On Saturday I surprised myself by attending an interview with Gordon Brown, the British Chancellor of the Exchequer, by Anthony Minghella at the Cheltenham Literature Festival. I'm glad I went. Ostensibly, it was an interview about the Chancellor's book (a collection of his speeches over the last decade), but clearly a Prime Minister-in-waiting had to be prepared for the scope of questions to broaden beyond "Who are your favourite authors?".

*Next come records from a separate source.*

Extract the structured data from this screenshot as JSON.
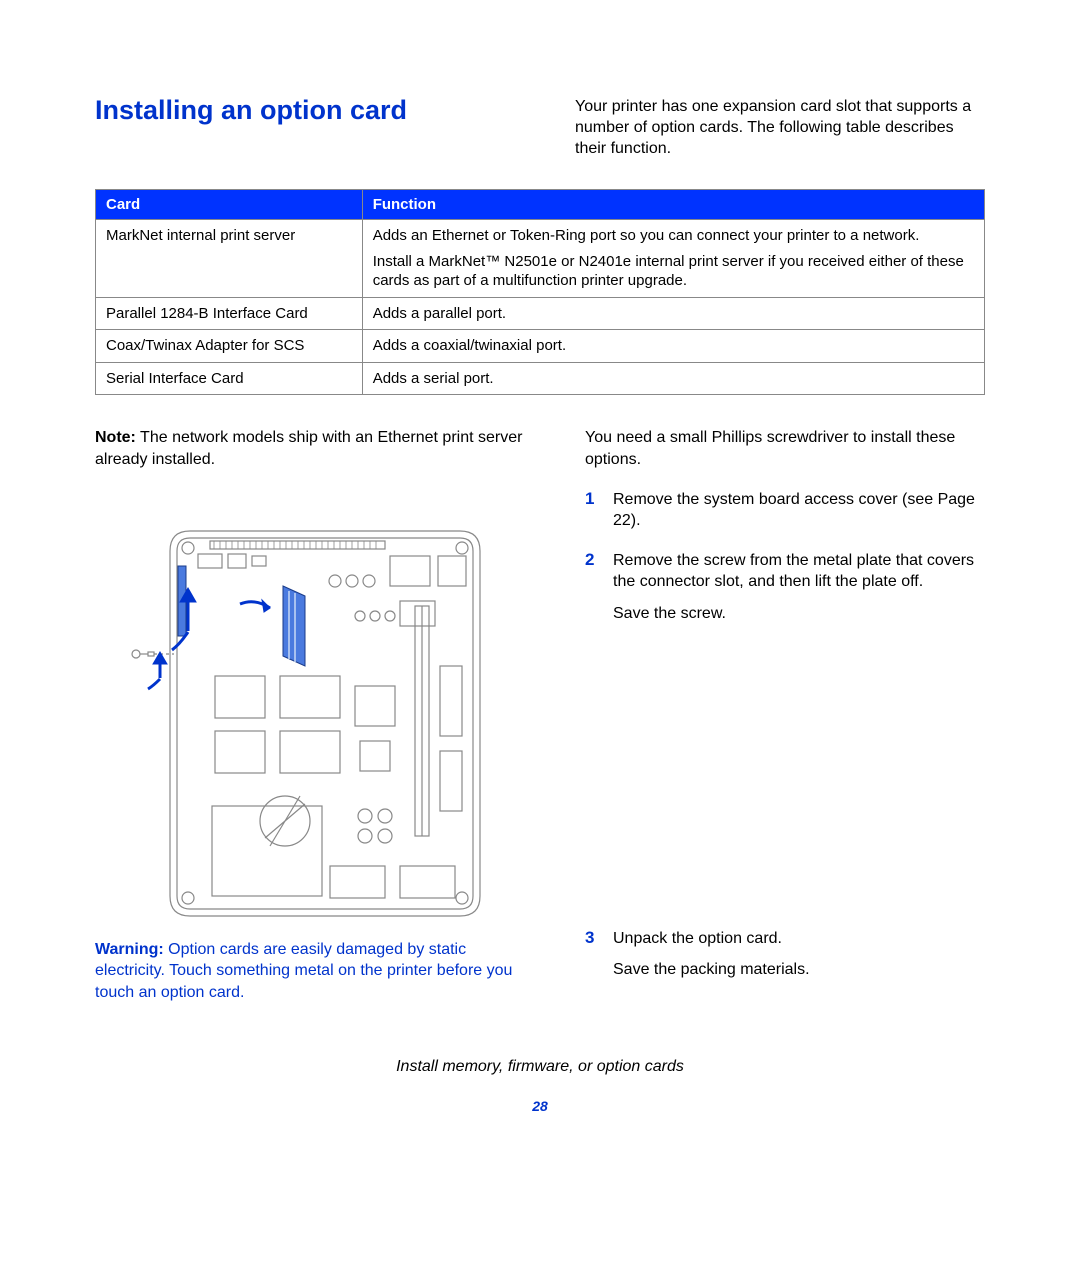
{
  "heading": "Installing an option card",
  "intro": "Your printer has one expansion card slot that supports a number of option cards. The following table describes their function.",
  "table": {
    "headers": {
      "card": "Card",
      "function": "Function"
    },
    "rows": [
      {
        "card": "MarkNet internal print server",
        "function_paras": [
          "Adds an Ethernet or Token-Ring port so you can connect your printer to a network.",
          "Install a MarkNet™ N2501e or N2401e internal print server if you received either of these cards as part of a multifunction printer upgrade."
        ]
      },
      {
        "card": "Parallel 1284-B Interface Card",
        "function_paras": [
          "Adds a parallel port."
        ]
      },
      {
        "card": "Coax/Twinax Adapter for SCS",
        "function_paras": [
          "Adds a coaxial/twinaxial port."
        ]
      },
      {
        "card": "Serial Interface Card",
        "function_paras": [
          "Adds a serial port."
        ]
      }
    ]
  },
  "note": {
    "label": "Note:",
    "text": " The network models ship with an Ethernet print server already installed."
  },
  "warning": {
    "label": "Warning:",
    "text": " Option cards are easily damaged by static electricity. Touch something metal on the printer before you touch an option card."
  },
  "right_intro": "You need a small Phillips screwdriver to install these options.",
  "steps": [
    {
      "num": "1",
      "body": "Remove the system board access cover (see Page 22).",
      "sub": ""
    },
    {
      "num": "2",
      "body": "Remove the screw from the metal plate that covers the connector slot, and then lift the plate off.",
      "sub": "Save the screw."
    },
    {
      "num": "3",
      "body": "Unpack the option card.",
      "sub": "Save the packing materials."
    }
  ],
  "footer": {
    "title": "Install memory, firmware, or option cards",
    "page": "28"
  }
}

What it made me realise is that I need to find more opportunities to delve beneath the media politics which come and find you, and upon which we are superficially informed about policy and manifestos. I need to find platforms where politicians are able to expand on their vision. Gordon Brown is an extremely intelligent man with a deep sense of history from which his vision of Britain is born. Party politics aside, prior to Saturday I'd have voted Cameron if I was asked to choose a Prime Minister tomorrow. However, I couldn't imagine, even with an Eton education, David Cameron being able to hold a candle to the depth of Gordon Brown's knowledge of the world and humanity. The snappy style of modern politics doesn't give you a chance to see how the minds of politicians understand and unravel incredibly complex issues. Sound bites don't cut it.

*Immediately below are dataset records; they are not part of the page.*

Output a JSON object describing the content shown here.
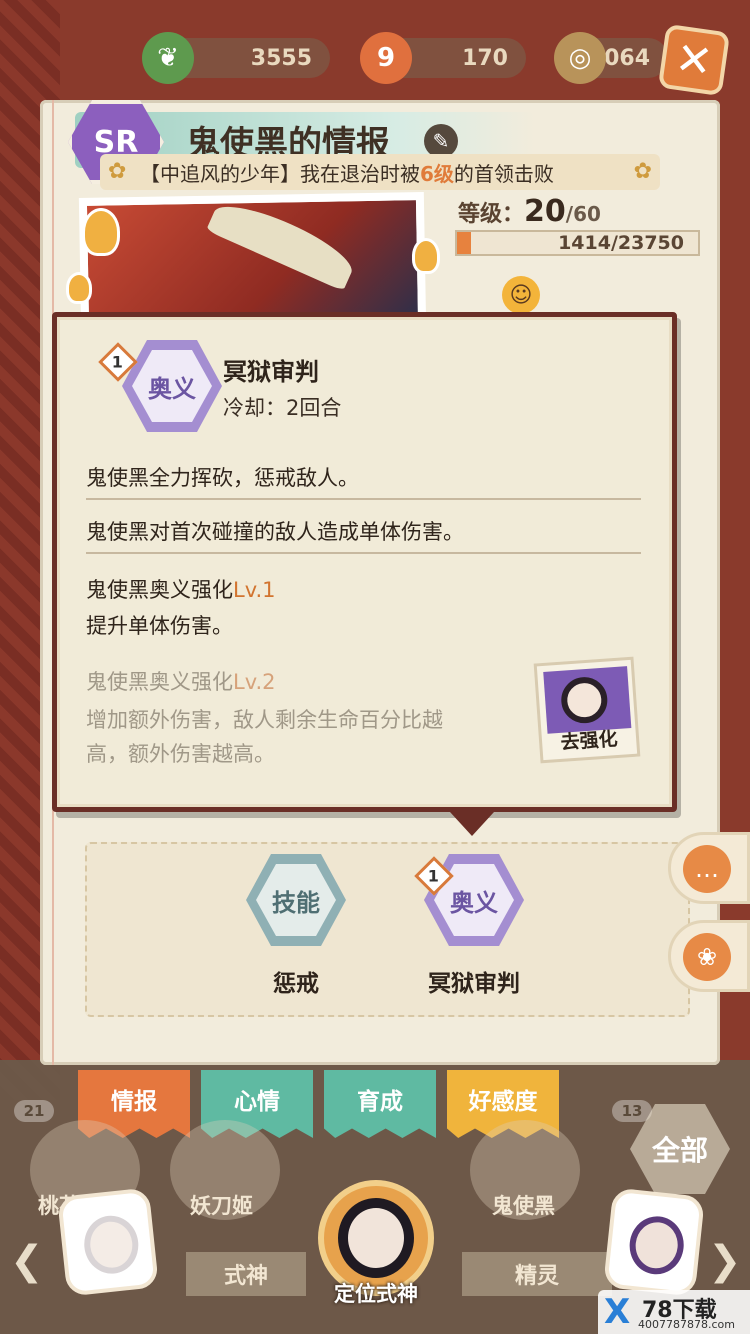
{
  "resources": [
    {
      "icon": "pine-icon",
      "value": "3555"
    },
    {
      "icon": "stamina-icon",
      "value": "170"
    },
    {
      "icon": "coin-icon",
      "value": "4064"
    }
  ],
  "header": {
    "rarity": "SR",
    "title": "鬼使黑的情报",
    "subtitle_prefix": "【中追风的少年】我在退治时被",
    "subtitle_highlight": "6级",
    "subtitle_suffix": "的首领击败"
  },
  "level": {
    "label": "等级：",
    "current": "20",
    "max": "/60",
    "exp_text": "1414/23750",
    "exp_fraction": 0.06
  },
  "popup": {
    "badge_number": "1",
    "hex_label": "奥义",
    "skill_name": "冥狱审判",
    "cooldown": "冷却：2回合",
    "desc1": "鬼使黑全力挥砍，惩戒敌人。",
    "desc2": "鬼使黑对首次碰撞的敌人造成单体伤害。",
    "enh1_title": "鬼使黑奥义强化",
    "enh1_lv": "Lv.1",
    "enh1_desc": "提升单体伤害。",
    "enh2_title": "鬼使黑奥义强化",
    "enh2_lv": "Lv.2",
    "enh2_desc1": "增加额外伤害，敌人剩余生命百分比越",
    "enh2_desc2": "高，额外伤害越高。",
    "enhance_button": "去强化"
  },
  "skills": [
    {
      "hex": "技能",
      "name": "惩戒"
    },
    {
      "hex": "奥义",
      "name": "冥狱审判",
      "badge": "1"
    }
  ],
  "tabs": [
    {
      "label": "情报",
      "color": "#e5773e"
    },
    {
      "label": "心情",
      "color": "#5fbaa2"
    },
    {
      "label": "育成",
      "color": "#5fbaa2"
    },
    {
      "label": "好感度",
      "color": "#f0b43c"
    }
  ],
  "roster": [
    {
      "name": "桃花妖",
      "count": "21"
    },
    {
      "name": "妖刀姬",
      "count": ""
    },
    {
      "name": "鬼使黑",
      "count": "13"
    }
  ],
  "roster_all": "全部",
  "bottom_tabs": [
    "式神",
    "精灵"
  ],
  "locate_label": "定位式神",
  "watermark": {
    "brand": "78下载",
    "url": "4007787878.com"
  }
}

However, much as I applaud Gordon Brown's vision of a Great Britain competing in the global economy with high value science, engineering and technology, I can't reconcile this against the culture of celebrity New Labour has presided over. There have been too many closures of University science departments. Despite this loss of educational capacity, demand is even lower. According to an article in The Guardian., "Engineering and technology has seen the second slowest growth in student numbers, stagnating at around a 4% rise over the 10 years from 1995 to 2005 - and well below the average growth of 56%".

No doubt the reasons are based in deep and complex cultural characteristics beyond the limitations of quick fix mechanisms from Westminster. I fear that David Cameron doesn't have the ability to get to the bottom of these issues. I think Gordon Brown does. Whether the wheels of their parties will allow either man to do anything about it is another matter.